GENEVA/DAKAR (Reuters) - Switzerland said it had opened an investigation into Argor-Heraeus, one of the world’s largest gold refiners, for suspected money laundering and complicity in war crimes.
The probe follows a criminal complaint filed by Swiss NGO TRIAL on November 1 which accused the refiner of processing close to three tons of gold sourced from an armed group in the Democratic Republic of Congo.
The company denied the allegations and said it had already been cleared under investigations by the United Nations, the Swiss economics ministry (SECO) and financial markets regulator FINMA.
“The Swiss prosecutor’s office has examined this complaint and decided to open a criminal procedure against the company in question for suspected money laundering in connection with a war crime and complicity in war crime,” the Attorney General said in an emailed statement on Monday.
Under the Swiss legal system, authorities must examine a criminal complaint but are not obliged to open a probe.
TRIAL lawyer Benedict de Moerloose said Swiss law could lead to jail terms for anyone found guilty of money laundering and a fine of up to 5 million Swiss Francs ($5.49 million) for the company.

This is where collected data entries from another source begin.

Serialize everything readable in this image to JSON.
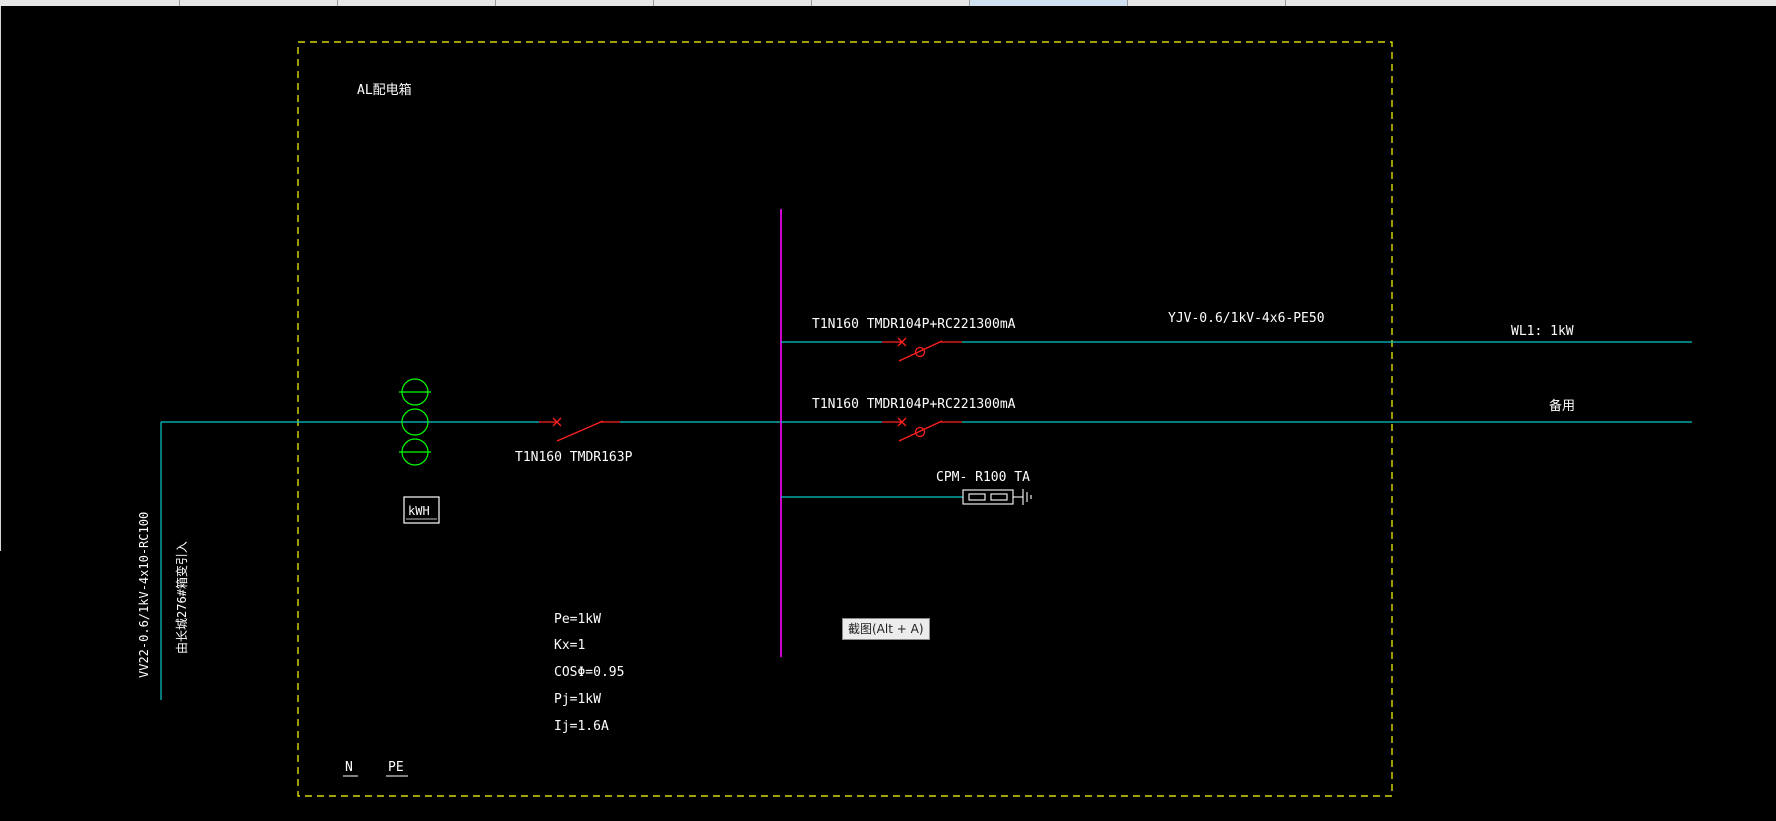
{
  "colors": {
    "background": "#000000",
    "frame": "#ffff00",
    "busbar": "#cc00cc",
    "line": "#00c8c8",
    "breaker": "#ff2020",
    "meter": "#00ff00",
    "text": "#ffffff"
  },
  "diagram": {
    "panel_title": "AL配电箱",
    "incoming": {
      "cable_label": "VV22-0.6/1kV-4x10-RC100",
      "source_label": "由长城276#箱变引入",
      "main_breaker_label": "T1N160 TMDR163P",
      "meter_label": "kWH"
    },
    "load_calc": {
      "pe": "Pe=1kW",
      "kx": "Kx=1",
      "cos": "COSΦ=0.95",
      "pj": "Pj=1kW",
      "ij": "Ij=1.6A"
    },
    "feeders": [
      {
        "breaker_label": "T1N160 TMDR104P+RC221300mA",
        "cable_label": "YJV-0.6/1kV-4x6-PE50",
        "circuit_label": "WL1: 1kW"
      },
      {
        "breaker_label": "T1N160 TMDR104P+RC221300mA",
        "circuit_label": "备用"
      }
    ],
    "spd": {
      "label": "CPM- R100 TA"
    },
    "bus_labels": {
      "n": "N",
      "pe": "PE"
    }
  },
  "tooltip": {
    "text": "截图(Alt + A)"
  }
}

“(Argor-Heraeus) vigorously rejects all the charges for offences that had already been investigated by the U.N., SECO and control authority FINMA,” the company said in a statement emailed to Reuters.
Congo’s government, which is fighting M23 rebels near the Ugandan border, has faced a series of armed rebellions in its mineral-rich east since the end of a major war a decade ago.

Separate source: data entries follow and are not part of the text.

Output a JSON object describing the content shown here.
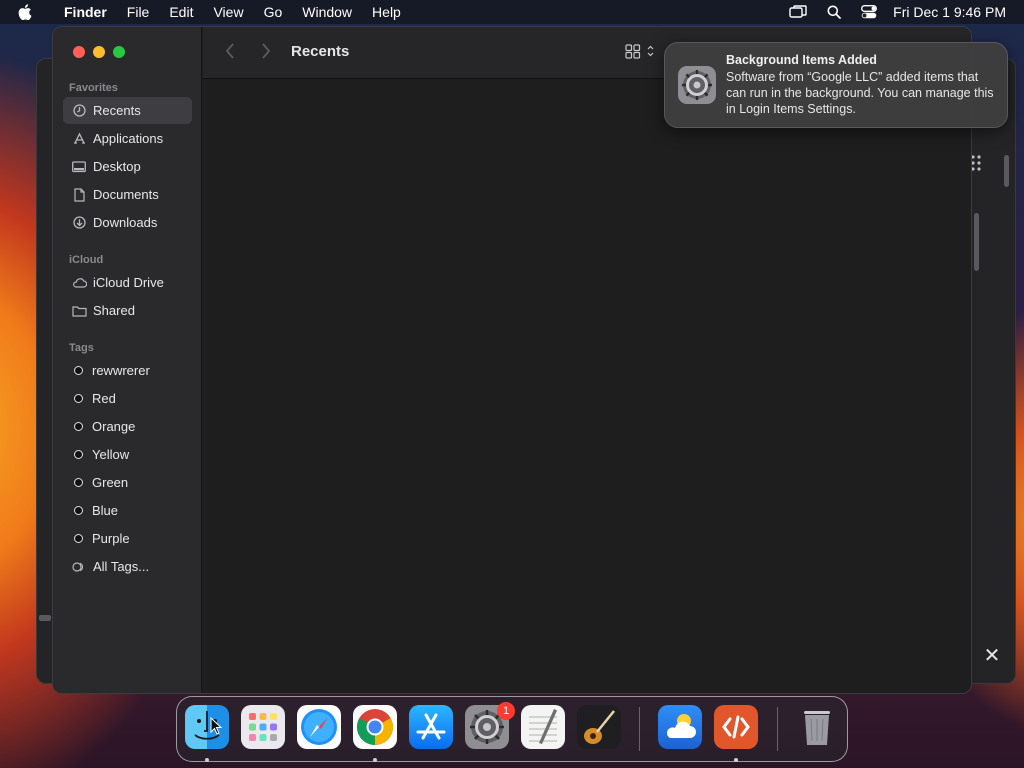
{
  "menubar": {
    "app_name": "Finder",
    "items": [
      "File",
      "Edit",
      "View",
      "Go",
      "Window",
      "Help"
    ],
    "clock": "Fri Dec 1  9:46 PM"
  },
  "finder": {
    "title": "Recents",
    "sidebar": {
      "favorites_header": "Favorites",
      "favorites": [
        {
          "label": "Recents",
          "icon": "clock-icon"
        },
        {
          "label": "Applications",
          "icon": "applications-icon"
        },
        {
          "label": "Desktop",
          "icon": "desktop-icon"
        },
        {
          "label": "Documents",
          "icon": "document-icon"
        },
        {
          "label": "Downloads",
          "icon": "download-icon"
        }
      ],
      "icloud_header": "iCloud",
      "icloud": [
        {
          "label": "iCloud Drive",
          "icon": "cloud-icon"
        },
        {
          "label": "Shared",
          "icon": "shared-folder-icon"
        }
      ],
      "tags_header": "Tags",
      "tags": [
        {
          "label": "rewwrerer"
        },
        {
          "label": "Red"
        },
        {
          "label": "Orange"
        },
        {
          "label": "Yellow"
        },
        {
          "label": "Green"
        },
        {
          "label": "Blue"
        },
        {
          "label": "Purple"
        },
        {
          "label": "All Tags..."
        }
      ]
    }
  },
  "notification": {
    "title": "Background Items Added",
    "body": "Software from “Google LLC” added items that can run in the background. You can manage this in Login Items Settings."
  },
  "dock": {
    "apps": [
      {
        "name": "Finder",
        "icon": "finder-icon",
        "running": true
      },
      {
        "name": "Launchpad",
        "icon": "launchpad-icon",
        "running": false
      },
      {
        "name": "Safari",
        "icon": "safari-icon",
        "running": false
      },
      {
        "name": "Google Chrome",
        "icon": "chrome-icon",
        "running": true
      },
      {
        "name": "App Store",
        "icon": "app-store-icon",
        "running": false
      },
      {
        "name": "System Settings",
        "icon": "settings-gear-icon",
        "running": false,
        "badge": "1"
      },
      {
        "name": "TextEdit",
        "icon": "textedit-icon",
        "running": false
      },
      {
        "name": "GarageBand",
        "icon": "guitar-icon",
        "running": false
      },
      {
        "name": "Weather",
        "icon": "weather-icon",
        "running": false
      },
      {
        "name": "Remote Desktop",
        "icon": "remote-desktop-icon",
        "running": true
      },
      {
        "name": "Trash",
        "icon": "trash-icon",
        "running": false
      }
    ]
  }
}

Washington-based advocacy group Enough Project estimated in a report last month that approximately 12 tons of gold worth around $500 million is smuggled out of the country annually.

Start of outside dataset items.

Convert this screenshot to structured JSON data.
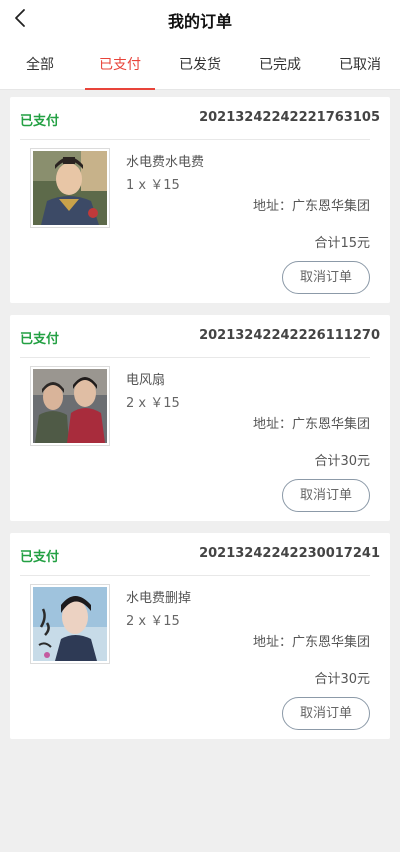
{
  "header": {
    "title": "我的订单",
    "back_icon": "chevron-left-icon"
  },
  "tabs": [
    {
      "label": "全部",
      "active": false
    },
    {
      "label": "已支付",
      "active": true
    },
    {
      "label": "已发货",
      "active": false
    },
    {
      "label": "已完成",
      "active": false
    },
    {
      "label": "已取消",
      "active": false
    }
  ],
  "orders": [
    {
      "status": "已支付",
      "order_no": "20213242242221763105",
      "product_name": "水电费水电费",
      "quantity_price": "1 x ￥15",
      "address": "地址：广东恩华集团",
      "total": "合计15元",
      "cancel_label": "取消订单",
      "image": "product-photo-costume-portrait"
    },
    {
      "status": "已支付",
      "order_no": "20213242242226111270",
      "product_name": "电风扇",
      "quantity_price": "2 x ￥15",
      "address": "地址：广东恩华集团",
      "total": "合计30元",
      "cancel_label": "取消订单",
      "image": "product-photo-two-people"
    },
    {
      "status": "已支付",
      "order_no": "20213242242230017241",
      "product_name": "水电费删掉",
      "quantity_price": "2 x ￥15",
      "address": "地址：广东恩华集团",
      "total": "合计30元",
      "cancel_label": "取消订单",
      "image": "product-photo-album-cover"
    }
  ],
  "colors": {
    "accent": "#e8443a",
    "status_paid": "#23a043",
    "background": "#efefef"
  }
}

Gold is the most important commodity financing the rebel group M23, according to the report, after U.S. financial regulations helped block trade in tin, tungsten and tantalum.
According to TRIAL, the gold purchased by Argor was mined in concession area 40 by an armed group called FNI, once active in the Ituri region of eastern Congo, and sold via Uganda.
It was then bought by Argor and processed in Switzerland - a major refining hub where about two thirds of global volumes are processed - between 2004 and 2005, TRIAL said.
“Argos-Heraeus SA knew, or at the least should have assumed, that these raw materials were the proceeds of pillage, which is a war crime,” TRIAL said on Monday.